То, что внутри меня живут две разные культурные основополагающие, в Израиле стало еще больше раздваиваться. Когда же я познакомился со своей нынешней женой-француженкой, то все и вовсе «растроилось», если можно так сказать. Подобное происходит и с картинами. Официально «Мой сосед Адольф» – израильско-польский фильм: история связана с Польшей и получила часть финансирования оттуда. Картину делали израильский режиссер, израильские сценаристы, а ключевая тема – еврейство. Но фильм не воспринимается как израильский! Он общечеловеческий. Актеры не говорят на иврите, картина англоязычная. Фильм снят за пределами Израиля. И на этом уровне он тоже падает между двух стульев – его сложно поместить в определенную «коробочку». Коммерчески это хреново: мы любим знать, что мы покупаем. А когда у товара этикеточка непонятная – ой, нет, давайте я лучше на американскую комедию пойду, с ней все ясно. И это преследует меня всю жизнь. Это моя суперсила и моя суперслабость.
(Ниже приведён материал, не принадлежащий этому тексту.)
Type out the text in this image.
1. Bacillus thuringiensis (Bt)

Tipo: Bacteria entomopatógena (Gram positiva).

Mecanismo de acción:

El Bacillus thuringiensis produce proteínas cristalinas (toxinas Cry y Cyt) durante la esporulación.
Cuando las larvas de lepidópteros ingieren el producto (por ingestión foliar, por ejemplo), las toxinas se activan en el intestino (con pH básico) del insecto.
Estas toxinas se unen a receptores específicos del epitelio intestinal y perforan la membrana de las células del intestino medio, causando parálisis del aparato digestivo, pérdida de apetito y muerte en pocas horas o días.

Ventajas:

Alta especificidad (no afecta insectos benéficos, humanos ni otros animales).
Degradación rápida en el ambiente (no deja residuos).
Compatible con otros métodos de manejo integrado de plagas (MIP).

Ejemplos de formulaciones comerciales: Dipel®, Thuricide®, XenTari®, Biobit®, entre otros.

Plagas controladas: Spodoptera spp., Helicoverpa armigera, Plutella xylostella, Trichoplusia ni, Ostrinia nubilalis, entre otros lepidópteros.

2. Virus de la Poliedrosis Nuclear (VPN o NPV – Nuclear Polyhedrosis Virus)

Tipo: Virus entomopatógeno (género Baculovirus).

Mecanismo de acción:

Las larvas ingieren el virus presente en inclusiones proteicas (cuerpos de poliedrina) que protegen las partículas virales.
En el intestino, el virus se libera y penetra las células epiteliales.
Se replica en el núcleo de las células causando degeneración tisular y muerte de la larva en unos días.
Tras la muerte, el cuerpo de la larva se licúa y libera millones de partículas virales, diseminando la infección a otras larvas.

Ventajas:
Чем заняты сейчас ваши режиссерские мысли?
– Сейчас, когда стираются границы культур, мне кажется особенно важным подчеркивать и рассказывать свою историю и историю своего народа. Вот уже пару лет я пытаюсь понять, как снять фильм по роману известного писателя-еврея Башевиса-Зингера. История связана с одним еврейским местечком XVIII века в Польше. У меня есть древо моей семьи до 1760-х годов, и, вполне возможно, что как раз в этом местечке жил мой пра-пра-пра-пра-пра...и так далее дед. Мне это очень интересно, и, видимо, идет от того, что я сравниваю советских евреев с сефардскими марранами. Последних ущемляли в правах, дозволяли жениться только между собой, и получилось так, что официально это вроде бы христиане, но во всех смыслах – евреи. И очень многие в секрете от властей, в подвалах, по ночам, практиковали свою еврейскую религию.

Так же я воспринимаю советских евреев. За два поколения они потеряли культурно-религиозную принадлежность и ориентацию, но не потеряли память о ней. Мне хочется возродить эту связь поколений, которая была утеряна. Я достаточно рано, в 27 лет, потерял отца, а я многое впитал от него – про семью, культуру еврейства. Он говорил на идиш, несмотря на то что сам родился в 43-м году. Он проводил каждое лето со своим дедушкой, который и передал ему традиции. Мне важно эти традиции возродить.